Ready for Rain Peterborough
What is a rain garden?
A rain garden is a beautiful and unique piece of infrastructure that is used to capture and slowly dissipate rainwater from storm events into the ground. Generally they are populated with hardy drought tolerant species that require minimal maintenance. Rain gardens can come in many different forms, allowing them to be adapted for any need or situation.
Why use rain gardens?
Rain gardens can be a useful tool for managing urban runoff. Stormwater carries water from yards, streets, parking lots, and rooftops and often deposits them directly into local rivers and creeks. By creating rain gardens we can improve local water quality, decrease flooding, improve groundwater recharge and improve local habitat.
What makes a rain garden different from regular gardens?

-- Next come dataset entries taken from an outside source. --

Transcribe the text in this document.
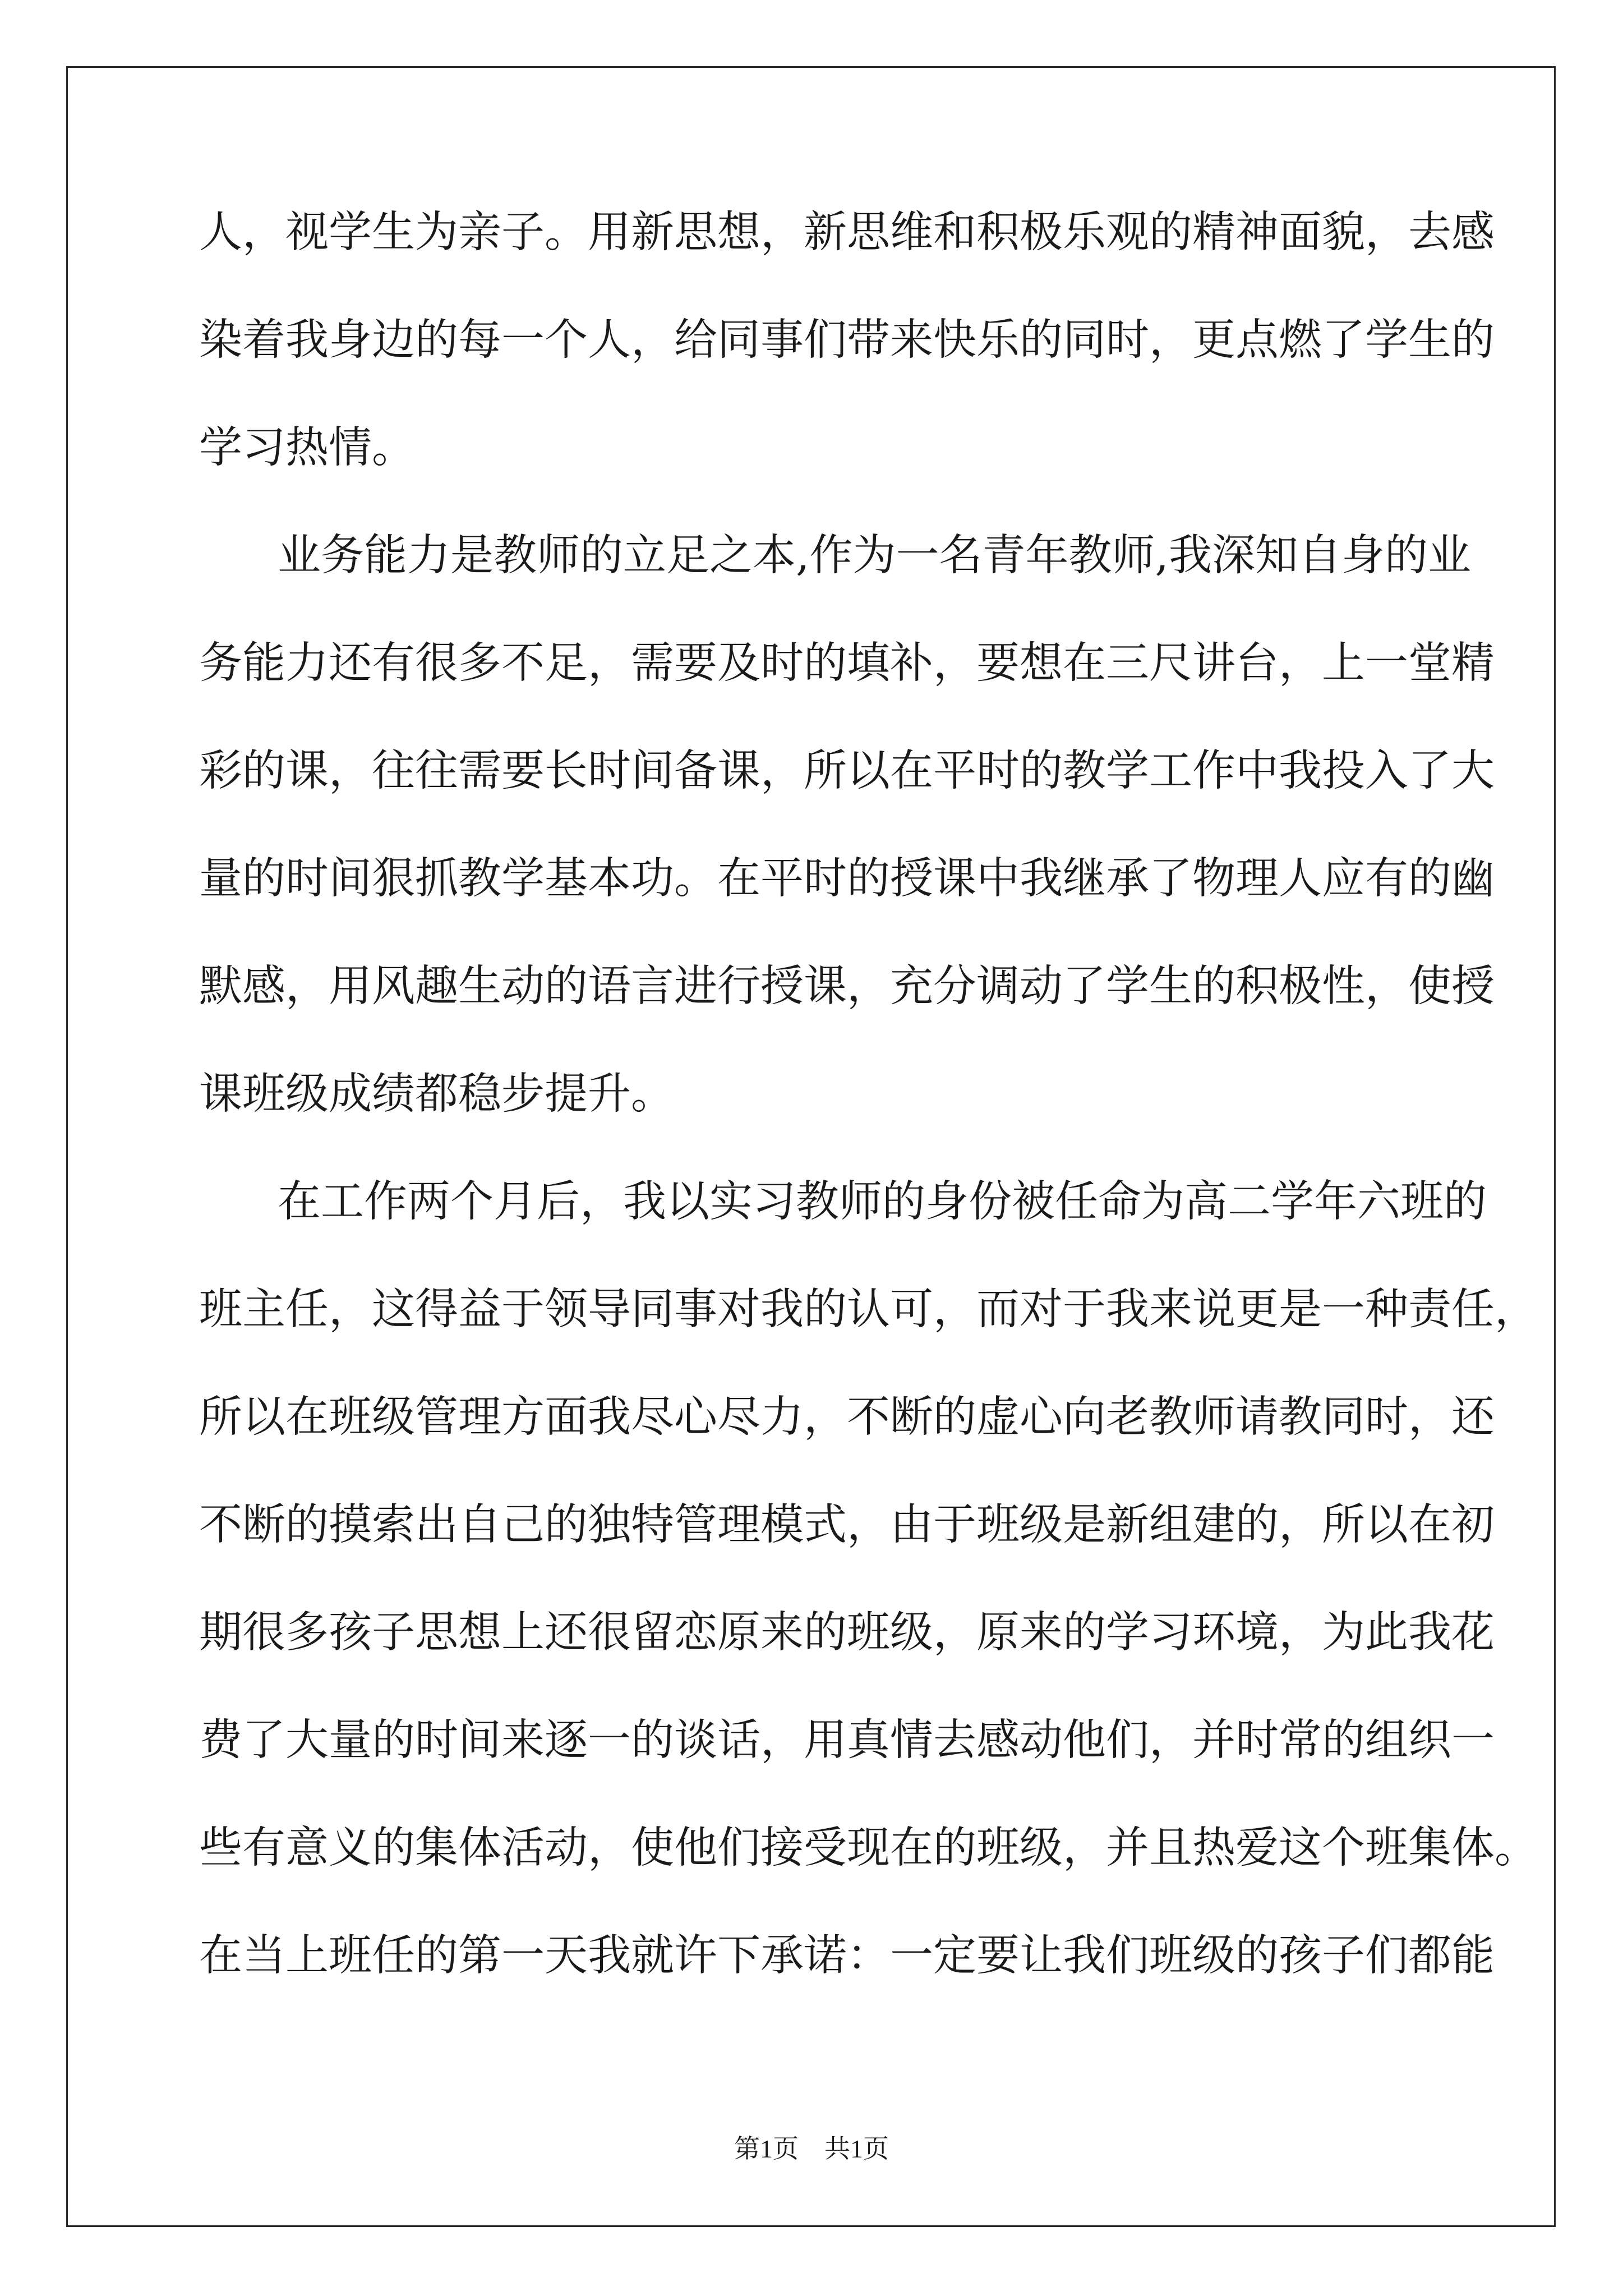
人 ， 视 学 生 为 亲 子 。 用 新 思 想 ， 新 思 维 和 积 极 乐 观 的 精 神 面 貌 ， 去 感
染 着 我 身 边 的 每 一 个 人 ， 给 同 事 们 带 来 快 乐 的 同 时 ， 更 点 燃 了 学 生 的
学习热情。
业务能力是教师的立足之本,作为一名青年教师,我深知自身的业
务 能 力 还 有 很 多 不 足 ， 需 要 及 时 的 填 补 ， 要 想 在 三 尺 讲 台 ， 上 一 堂 精
彩 的 课 ， 往 往 需 要 长 时 间 备 课 ， 所 以 在 平 时 的 教 学 工 作 中 我 投 入 了 大
量 的 时 间 狠 抓 教 学 基 本 功 。 在 平 时 的 授 课 中 我 继 承 了 物 理 人 应 有 的 幽
默 感 ， 用 风 趣 生 动 的 语 言 进 行 授 课 ， 充 分 调 动 了 学 生 的 积 极 性 ， 使 授
课班级成绩都稳步提升。
在工作两个月后，我以实习教师的身份被任命为高二学年六班的
班 主 任 ， 这 得 益 于 领 导 同 事 对 我 的 认 可 ， 而 对 于 我 来 说 更 是 一 种 责 任 ，
所 以 在 班 级 管 理 方 面 我 尽 心 尽 力 ， 不 断 的 虚 心 向 老 教 师 请 教 同 时 ， 还
不 断 的 摸 索 出 自 己 的 独 特 管 理 模 式 ， 由 于 班 级 是 新 组 建 的 ， 所 以 在 初
期 很 多 孩 子 思 想 上 还 很 留 恋 原 来 的 班 级 ， 原 来 的 学 习 环 境 ， 为 此 我 花
费 了 大 量 的 时 间 来 逐 一 的 谈 话 ， 用 真 情 去 感 动 他 们 ， 并 时 常 的 组 织 一
些 有 意 义 的 集 体 活 动 ， 使 他 们 接 受 现 在 的 班 级 ， 并 且 热 爱 这 个 班 集 体 。
在 当 上 班 任 的 第 一 天 我 就 许 下 承 诺 ： 一 定 要 让 我 们 班 级 的 孩 子 们 都 能
第1页　共1页
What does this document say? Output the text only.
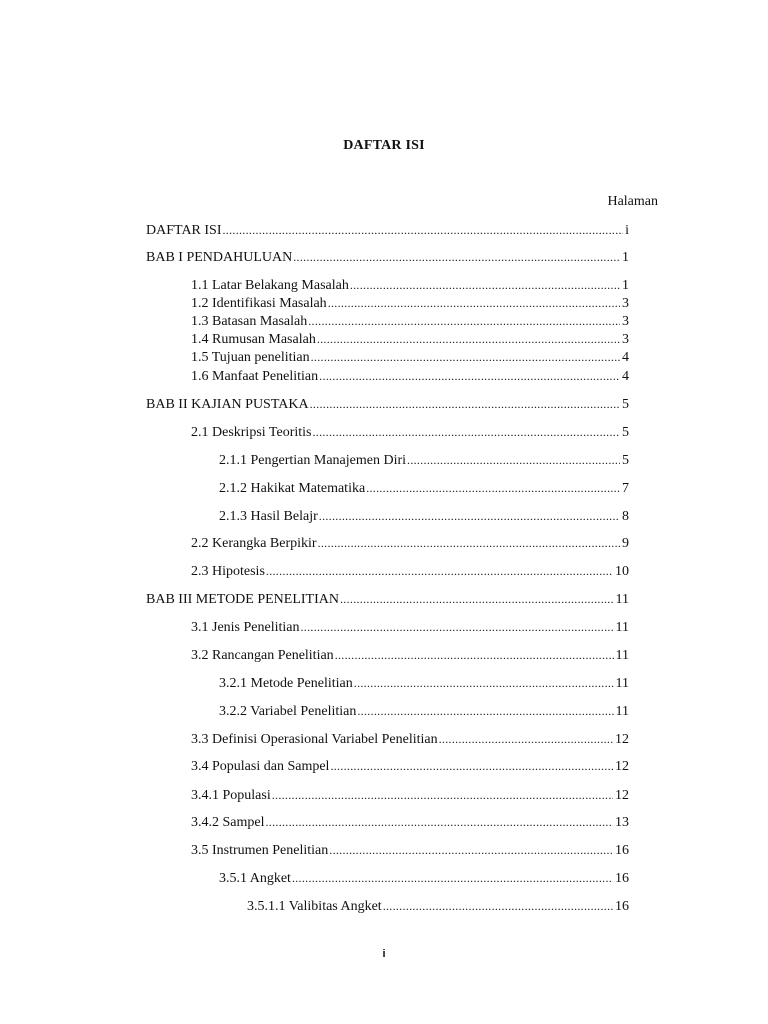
DAFTAR ISI
Halaman
DAFTAR ISI .....	i
BAB I PENDAHULUAN .....	1
1.1 Latar Belakang Masalah .....	1
1.2 Identifikasi Masalah .....	3
1.3 Batasan Masalah .....	3
1.4 Rumusan Masalah .....	3
1.5 Tujuan penelitian .....	4
1.6 Manfaat Penelitian .....	4
BAB II KAJIAN PUSTAKA .....	5
2.1 Deskripsi Teoritis .....	5
2.1.1 Pengertian Manajemen Diri .....	5
2.1.2 Hakikat Matematika .....	7
2.1.3 Hasil Belajr .....	8
2.2 Kerangka Berpikir .....	9
2.3 Hipotesis .....	10
BAB III METODE PENELITIAN .....	11
3.1 Jenis Penelitian .....	11
3.2 Rancangan Penelitian .....	11
3.2.1 Metode Penelitian .....	11
3.2.2 Variabel Penelitian .....	11
3.3 Definisi Operasional Variabel Penelitian .....	12
3.4 Populasi dan Sampel .....	12
3.4.1 Populasi .....	12
3.4.2 Sampel .....	13
3.5 Instrumen Penelitian .....	16
3.5.1 Angket .....	16
3.5.1.1 Valibitas Angket .....	16
i
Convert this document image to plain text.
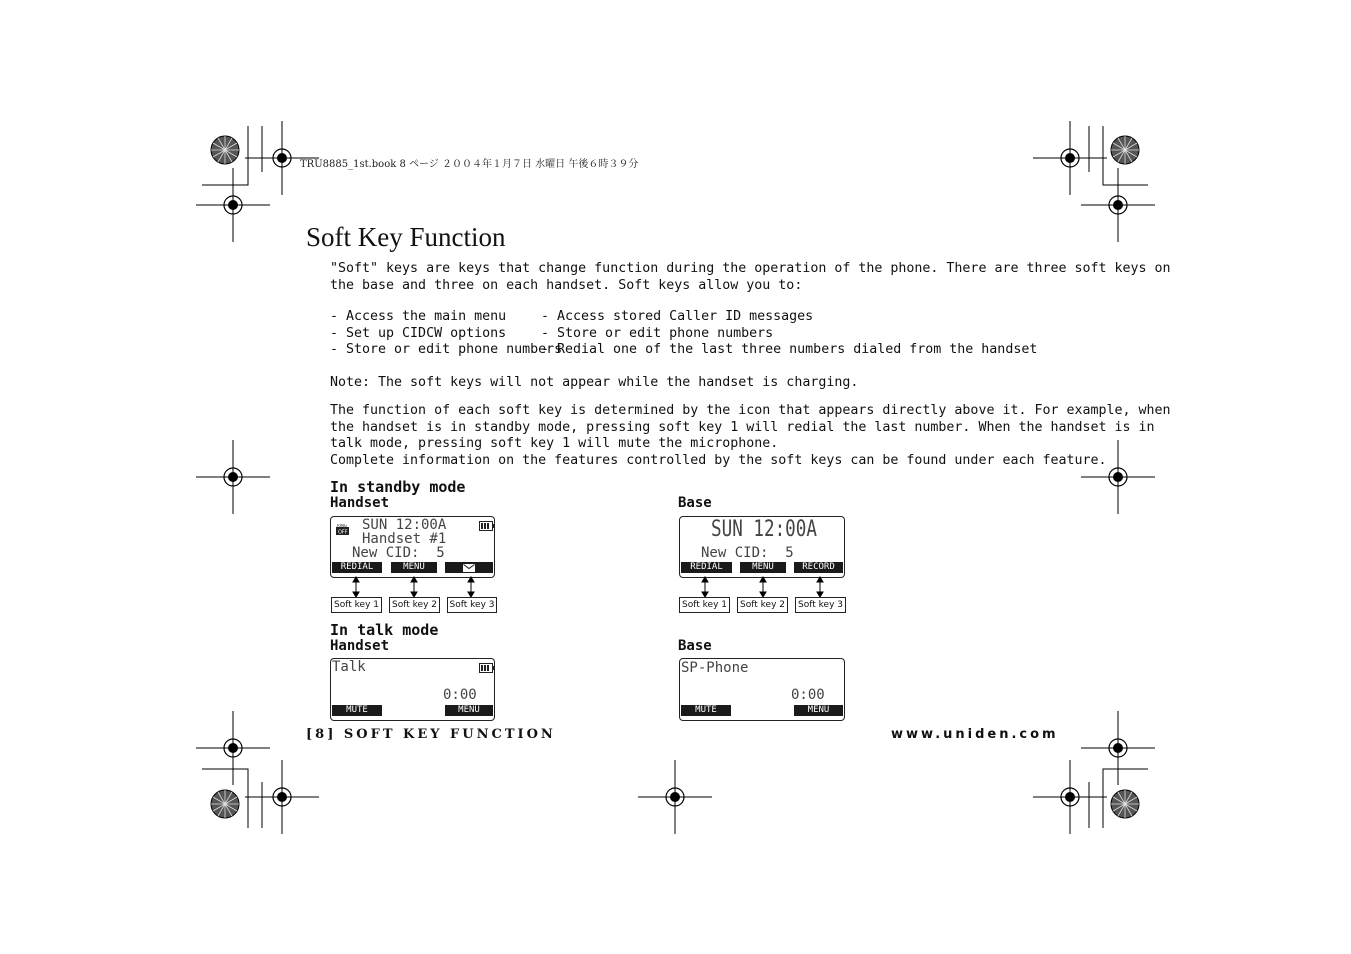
TRU8885_1st.book 8 ページ ２００４年１月７日 水曜日 午後６時３９分
Soft Key Function
"Soft" keys are keys that change function during the operation of the phone. There are three soft keys on
the base and three on each handset. Soft keys allow you to:
- Access the main menu
- Set up CIDCW options
- Store or edit phone numbers
- Access stored Caller ID messages
- Store or edit phone numbers
- Redial one of the last three numbers dialed from the handset
Note: The soft keys will not appear while the handset is charging.
The function of each soft key is determined by the icon that appears directly above it. For example, when
the handset is in standby mode, pressing soft key 1 will redial the last number. When the handset is in
talk mode, pressing soft key 1 will mute the microphone.
Complete information on the features controlled by the soft keys can be found under each feature.
In standby mode
Handset	Base
RING
OFF SUN 12:00A
Handset #1
New CID:  5
REDIAL	MENU
Soft key 1	Soft key 2	Soft key 3
SUN 12:00A
New CID:  5
REDIAL	MENU	RECORD
Soft key 1	Soft key 2	Soft key 3
In talk mode
Handset	Base
Talk
0:00
MUTE	MENU
SP-Phone
0:00
MUTE	MENU
[8] SOFT KEY FUNCTION	www.uniden.com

Rain gardens are bowl or saucer shaped and designed to capture water from the surrounding landscape. It’s not just a typical garden though – they are designed with deep loosely packed soil and gravel specifically designed to maximise the amount of water that can be captured and stored within the garden. They can also assist in solving wet-spot problems where water is already collecting.
Are rain gardens breeding areas for mosquitoes?
Rain gardens are designed to rapidly capture and dissipate water from storm events. While mosquitoes require a number of days to reproduce, a rain garden will not maintain proper conditions for mosquito breeding. Traditional storm water infrastructure such as storm water ponds, or clogged eavestroughs are actually more likely culprits for mosquito breeding areas.
Do rain gardens require much maintenance?
Initially, a rain garden may require some watering. Rain gardens take advantage of the wide range of conditions that native plants are able to survive in. With deep root structures they can survive extremely dry conditions. The majority of maintenance comes in the form of removing some debris following very large storm events.
How big does a rain garden need to be?
Rain gardens come in many different shapes and sizes. They should be designed to capture any water that flows into them within a 24 hour period. Any water that is captured and remains on site following a storm will have a positive impact on our local water bodies.